Waldenberg, who served on the High Rabbinic Court together with Rabbi Ovadia Yosef and Rabbi Yosef Shalom Elyashiv, was the unofficial rabbi of Sha'arei Tzedek and was perhaps best known for his controversial halachic opinion on abortions.
In an opinion that sparked a caustic response by Rabbi Moshe Feinstein, Waldenberg ruled that it was permitted to abort a baby even as late as the seventh month in cases when the embryo suffered from Tay-Sachs, Rubella and even Down Syndrome.
Unlike most halachic authorities, Waldenberg held that abortion performed by a Jew was not considered murder.
Professor Avraham Steinberg, a pediatric neurologist and head of the Medical Ethics Center at Sha'arei Tzedek Hospital, as well as the editor of the Talmudic Encyclopedia, said that the uniqueness of Waldenberg's opinion on abortion was his willingness to permit abortions even when there was no danger to the mother.

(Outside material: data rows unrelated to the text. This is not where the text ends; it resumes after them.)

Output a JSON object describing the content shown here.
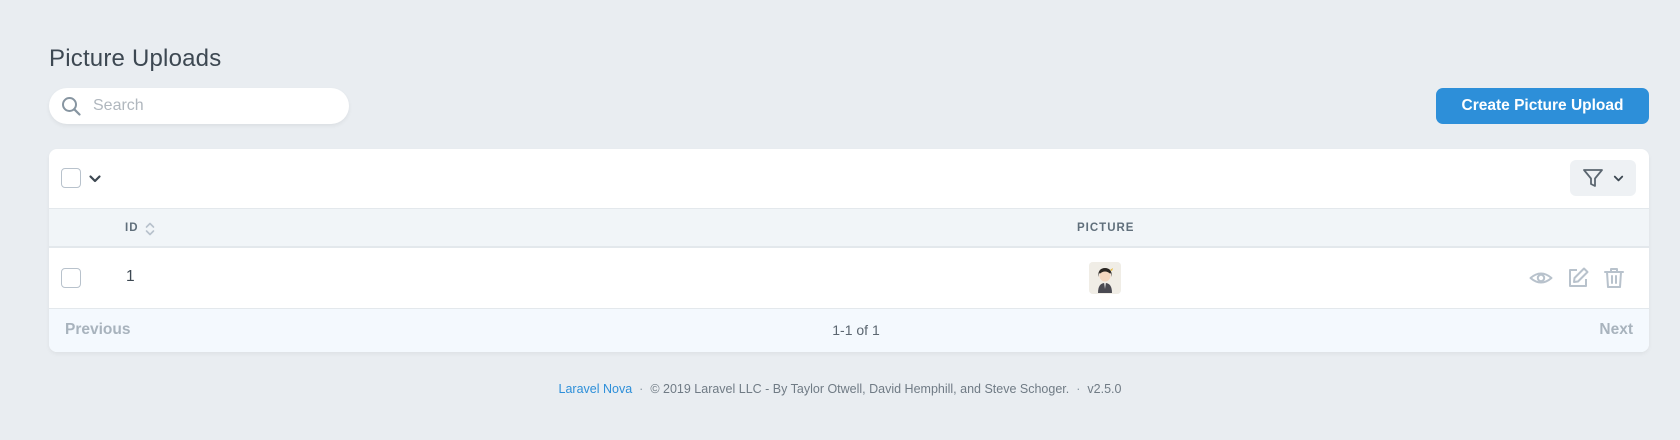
{
  "page": {
    "title": "Picture Uploads"
  },
  "search": {
    "placeholder": "Search",
    "value": "",
    "icon": "search-icon"
  },
  "actions": {
    "create_label": "Create Picture Upload"
  },
  "colors": {
    "accent": "#2d8fd9",
    "background": "#e9edf1",
    "muted": "#a8b3bd"
  },
  "table": {
    "columns": [
      {
        "label": "ID",
        "sortable": true
      },
      {
        "label": "PICTURE",
        "sortable": false
      }
    ],
    "rows": [
      {
        "id": "1",
        "picture": "avatar-thumbnail",
        "actions": [
          "eye-icon",
          "edit-icon",
          "trash-icon"
        ]
      }
    ]
  },
  "pagination": {
    "previous": "Previous",
    "info": "1-1 of 1",
    "next": "Next"
  },
  "footer": {
    "link": "Laravel Nova",
    "copyright": "© 2019 Laravel LLC - By Taylor Otwell, David Hemphill, and Steve Schoger.",
    "version": "v2.5.0"
  }
}
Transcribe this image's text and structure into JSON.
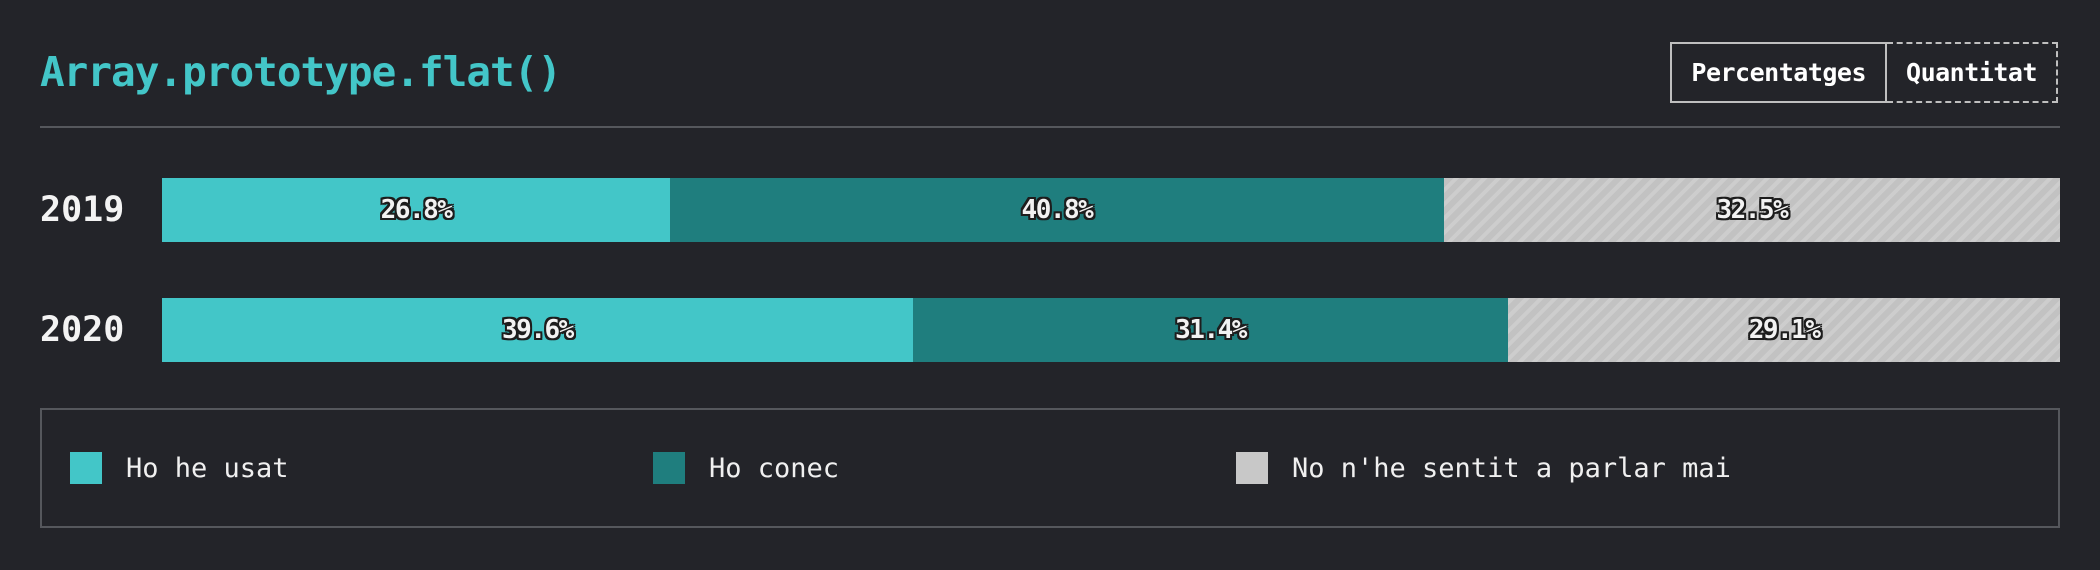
{
  "title": "Array.prototype.flat()",
  "toggle": {
    "percentages_label": "Percentatges",
    "quantity_label": "Quantitat",
    "selected": "Percentatges"
  },
  "colors": {
    "used": "#43c6c8",
    "known": "#1f7e7e",
    "never": "#c8c8c8",
    "accent": "#43c6c8"
  },
  "chart_data": {
    "type": "bar",
    "orientation": "horizontal",
    "stacked": true,
    "unit": "%",
    "categories": [
      "2019",
      "2020"
    ],
    "series": [
      {
        "name": "Ho he usat",
        "key": "used",
        "values": [
          26.8,
          39.6
        ],
        "labels": [
          "26.8%",
          "39.6%"
        ]
      },
      {
        "name": "Ho conec",
        "key": "known",
        "values": [
          40.8,
          31.4
        ],
        "labels": [
          "40.8%",
          "31.4%"
        ]
      },
      {
        "name": "No n'he sentit a parlar mai",
        "key": "never",
        "values": [
          32.5,
          29.1
        ],
        "labels": [
          "32.5%",
          "29.1%"
        ]
      }
    ],
    "legend_position": "bottom"
  }
}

Another controversial ruling was Waldenberg's complete opposition to in-vitro fertilization (IVF). According to Waldenberg, the baby produced from IVF was not related to the biological mother and father and, therefore, did not fulfill the Torah injunction to "be fruitful and multiply." As a result, the removal of sperm for the purpose of IVF was prohibited.
In addition to a 21-volume set of responsa entitled Tzitz Eliezer, Waldenberg also authored a book on the laws of sea travel on Shabbat called Shvita b'Yam, a book on mourning laws called Ein Ya'acov and a book on legal issues in the modern state called Hilchot Medina.
Waldenberg got involved with medical ethics during the period that he served as rabbi of a synagogue adjacent to the old location of Sha'arei Tzedek Hospital in downtown Jerusalem.
"Doctors who prayed at the synagogue, myself included, started asking him questions," recalled Steinberg. "Eventually, he began teaching a weekly medical ethics class for doctors and nurses."
The questions Waldenberg answered were compiled in his Tzitz Eliezer.
Thousands attended his funeral, which began at the Jerusalem's Etz Chaim Yeshiva.
He is survived by his grandchildren.